- Persons, unlike other things, make statements about their own pasts, and can be said to know these statements to be true. This fact would be of little importance, as far as the problem of personal identity is concerned, if these statements were always grounded in the ways in which people's statements about the past histories of things other than themselves are grounded. But while our statements about our own pasts are sometimes based on diaries, photographs, fingerprints, and the like, normally they are not. Normally they are based on our own memories, and the way in which one's memory provides one with knowledge concerning one's own past is quite unlike the way in which it provides one with knowledge concerning the past history of another person or thing.
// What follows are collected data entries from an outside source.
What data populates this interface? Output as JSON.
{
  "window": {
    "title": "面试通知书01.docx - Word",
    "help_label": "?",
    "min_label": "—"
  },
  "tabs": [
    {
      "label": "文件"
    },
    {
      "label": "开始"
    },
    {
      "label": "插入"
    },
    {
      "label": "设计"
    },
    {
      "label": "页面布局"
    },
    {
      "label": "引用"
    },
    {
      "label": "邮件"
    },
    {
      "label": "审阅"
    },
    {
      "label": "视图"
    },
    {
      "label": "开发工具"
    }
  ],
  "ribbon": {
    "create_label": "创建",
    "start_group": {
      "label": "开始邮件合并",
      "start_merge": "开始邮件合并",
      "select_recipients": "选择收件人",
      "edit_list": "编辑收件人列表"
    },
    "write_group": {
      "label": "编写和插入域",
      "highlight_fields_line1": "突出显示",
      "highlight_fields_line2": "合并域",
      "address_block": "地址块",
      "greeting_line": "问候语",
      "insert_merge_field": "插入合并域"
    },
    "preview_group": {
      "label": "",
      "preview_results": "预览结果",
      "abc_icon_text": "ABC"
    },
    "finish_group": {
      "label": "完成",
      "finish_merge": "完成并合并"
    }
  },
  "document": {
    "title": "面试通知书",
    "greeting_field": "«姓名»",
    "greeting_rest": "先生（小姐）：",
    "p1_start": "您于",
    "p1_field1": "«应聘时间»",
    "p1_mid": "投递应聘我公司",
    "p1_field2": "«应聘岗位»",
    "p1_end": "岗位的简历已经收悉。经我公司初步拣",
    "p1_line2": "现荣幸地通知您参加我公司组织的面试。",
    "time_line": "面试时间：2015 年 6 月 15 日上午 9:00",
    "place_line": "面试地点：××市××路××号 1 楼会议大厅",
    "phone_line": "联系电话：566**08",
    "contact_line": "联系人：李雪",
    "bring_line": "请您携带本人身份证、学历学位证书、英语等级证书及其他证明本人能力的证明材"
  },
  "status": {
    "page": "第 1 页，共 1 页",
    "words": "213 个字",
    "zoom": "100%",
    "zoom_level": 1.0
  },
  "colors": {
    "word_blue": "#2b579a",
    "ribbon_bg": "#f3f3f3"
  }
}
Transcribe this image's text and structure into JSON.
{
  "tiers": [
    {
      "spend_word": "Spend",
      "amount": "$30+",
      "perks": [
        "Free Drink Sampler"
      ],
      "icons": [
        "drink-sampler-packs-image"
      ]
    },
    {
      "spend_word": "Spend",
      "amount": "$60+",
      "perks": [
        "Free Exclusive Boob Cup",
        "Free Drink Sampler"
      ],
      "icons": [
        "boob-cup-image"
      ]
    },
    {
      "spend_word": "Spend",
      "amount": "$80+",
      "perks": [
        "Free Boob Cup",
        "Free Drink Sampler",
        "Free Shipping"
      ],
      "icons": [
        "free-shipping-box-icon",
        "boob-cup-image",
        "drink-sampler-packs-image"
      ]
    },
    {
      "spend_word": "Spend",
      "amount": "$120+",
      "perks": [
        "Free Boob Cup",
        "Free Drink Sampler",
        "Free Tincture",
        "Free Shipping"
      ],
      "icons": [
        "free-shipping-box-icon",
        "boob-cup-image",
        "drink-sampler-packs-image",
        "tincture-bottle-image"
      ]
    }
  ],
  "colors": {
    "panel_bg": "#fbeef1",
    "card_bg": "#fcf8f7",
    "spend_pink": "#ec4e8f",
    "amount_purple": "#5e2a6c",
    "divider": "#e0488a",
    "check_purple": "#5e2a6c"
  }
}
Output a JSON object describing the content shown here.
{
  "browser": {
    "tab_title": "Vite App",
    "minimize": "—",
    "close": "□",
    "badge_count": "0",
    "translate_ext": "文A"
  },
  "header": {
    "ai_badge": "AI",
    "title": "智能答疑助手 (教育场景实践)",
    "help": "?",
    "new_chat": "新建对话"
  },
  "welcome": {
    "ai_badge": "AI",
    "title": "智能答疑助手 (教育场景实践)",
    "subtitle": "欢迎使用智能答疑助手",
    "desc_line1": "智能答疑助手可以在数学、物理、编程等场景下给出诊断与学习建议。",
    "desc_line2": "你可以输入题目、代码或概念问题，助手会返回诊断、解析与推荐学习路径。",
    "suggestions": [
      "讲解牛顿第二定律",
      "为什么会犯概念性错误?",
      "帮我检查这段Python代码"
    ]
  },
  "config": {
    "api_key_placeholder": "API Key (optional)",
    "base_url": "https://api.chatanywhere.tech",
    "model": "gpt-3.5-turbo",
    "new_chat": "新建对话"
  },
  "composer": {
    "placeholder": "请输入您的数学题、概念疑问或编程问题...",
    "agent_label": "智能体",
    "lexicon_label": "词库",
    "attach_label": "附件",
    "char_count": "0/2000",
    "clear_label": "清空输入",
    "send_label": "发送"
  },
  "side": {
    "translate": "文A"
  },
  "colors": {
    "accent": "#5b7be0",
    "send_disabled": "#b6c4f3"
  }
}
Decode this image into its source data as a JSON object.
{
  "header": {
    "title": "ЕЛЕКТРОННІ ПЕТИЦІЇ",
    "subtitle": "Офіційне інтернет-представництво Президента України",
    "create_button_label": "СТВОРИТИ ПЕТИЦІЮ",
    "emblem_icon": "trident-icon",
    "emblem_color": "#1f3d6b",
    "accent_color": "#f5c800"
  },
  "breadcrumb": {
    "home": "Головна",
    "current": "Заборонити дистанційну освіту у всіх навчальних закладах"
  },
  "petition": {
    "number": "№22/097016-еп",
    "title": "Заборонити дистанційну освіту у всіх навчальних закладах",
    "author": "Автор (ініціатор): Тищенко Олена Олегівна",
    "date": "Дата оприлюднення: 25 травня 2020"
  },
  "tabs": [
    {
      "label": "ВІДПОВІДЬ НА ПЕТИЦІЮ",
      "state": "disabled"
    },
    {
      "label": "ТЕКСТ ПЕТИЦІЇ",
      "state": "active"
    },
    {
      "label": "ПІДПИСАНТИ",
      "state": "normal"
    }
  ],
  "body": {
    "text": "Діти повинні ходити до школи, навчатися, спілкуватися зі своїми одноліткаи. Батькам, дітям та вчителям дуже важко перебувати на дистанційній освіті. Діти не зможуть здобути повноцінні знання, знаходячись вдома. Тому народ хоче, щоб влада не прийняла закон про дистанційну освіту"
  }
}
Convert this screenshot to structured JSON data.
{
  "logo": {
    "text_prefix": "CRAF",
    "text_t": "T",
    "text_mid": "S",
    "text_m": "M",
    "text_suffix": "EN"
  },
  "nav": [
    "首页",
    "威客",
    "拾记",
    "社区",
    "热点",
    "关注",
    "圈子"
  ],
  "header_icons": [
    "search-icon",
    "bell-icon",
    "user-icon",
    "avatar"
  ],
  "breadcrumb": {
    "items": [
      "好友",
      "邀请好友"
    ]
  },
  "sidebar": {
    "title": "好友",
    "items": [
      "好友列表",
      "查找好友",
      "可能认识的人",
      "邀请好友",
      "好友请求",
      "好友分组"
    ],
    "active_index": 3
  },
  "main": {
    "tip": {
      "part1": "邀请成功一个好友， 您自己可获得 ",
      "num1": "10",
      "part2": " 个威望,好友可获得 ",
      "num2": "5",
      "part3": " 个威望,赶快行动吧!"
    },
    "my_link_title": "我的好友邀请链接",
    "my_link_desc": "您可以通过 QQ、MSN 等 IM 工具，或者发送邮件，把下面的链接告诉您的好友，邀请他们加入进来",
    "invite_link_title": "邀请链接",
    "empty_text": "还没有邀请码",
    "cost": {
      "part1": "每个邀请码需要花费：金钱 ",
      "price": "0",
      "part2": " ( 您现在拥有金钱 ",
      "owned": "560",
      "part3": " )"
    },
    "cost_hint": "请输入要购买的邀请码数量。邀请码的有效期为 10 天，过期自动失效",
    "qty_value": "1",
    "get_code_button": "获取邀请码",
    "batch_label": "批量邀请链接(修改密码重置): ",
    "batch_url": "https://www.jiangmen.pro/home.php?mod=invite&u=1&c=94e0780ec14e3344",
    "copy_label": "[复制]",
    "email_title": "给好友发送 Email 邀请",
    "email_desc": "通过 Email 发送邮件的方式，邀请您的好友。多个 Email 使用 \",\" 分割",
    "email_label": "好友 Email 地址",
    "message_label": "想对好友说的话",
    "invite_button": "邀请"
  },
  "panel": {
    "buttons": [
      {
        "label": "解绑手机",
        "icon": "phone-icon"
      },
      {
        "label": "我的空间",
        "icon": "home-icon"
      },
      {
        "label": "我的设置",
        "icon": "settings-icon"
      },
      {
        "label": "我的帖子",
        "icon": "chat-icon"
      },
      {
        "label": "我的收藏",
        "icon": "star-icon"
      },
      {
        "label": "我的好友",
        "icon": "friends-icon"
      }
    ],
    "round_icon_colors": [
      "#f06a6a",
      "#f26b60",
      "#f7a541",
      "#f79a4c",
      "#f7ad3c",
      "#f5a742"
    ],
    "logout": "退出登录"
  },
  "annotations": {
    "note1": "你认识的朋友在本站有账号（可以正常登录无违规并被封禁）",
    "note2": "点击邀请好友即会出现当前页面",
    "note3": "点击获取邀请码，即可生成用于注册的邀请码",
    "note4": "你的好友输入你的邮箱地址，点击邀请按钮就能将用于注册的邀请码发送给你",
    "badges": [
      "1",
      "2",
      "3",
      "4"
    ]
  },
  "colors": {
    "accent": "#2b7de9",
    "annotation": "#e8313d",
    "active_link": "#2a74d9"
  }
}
- It is largely for this reason, I believe, that in addition to whatever problems there are about the notion of identity in general there has always been felt to be a special problem about personal identity. It is, for example, the way in which one knows one's own past that has led some philosophers to hold that personal identity is the only real identity that we have any knowledge of, the identity we ascribe to ships and stones being only, as Thomas Reid expressed it, "something which, for convenience of speech, we call identity."
- What I wish to do in this paper is to consider how the concept of memory and the concept of personal identity are related. In particular, I want to consider the view that memory provides a criterion of personal identity, or, as H. P. Grice expressed it some years ago, that "the self is a logical construction and is to be defined in terms of memory."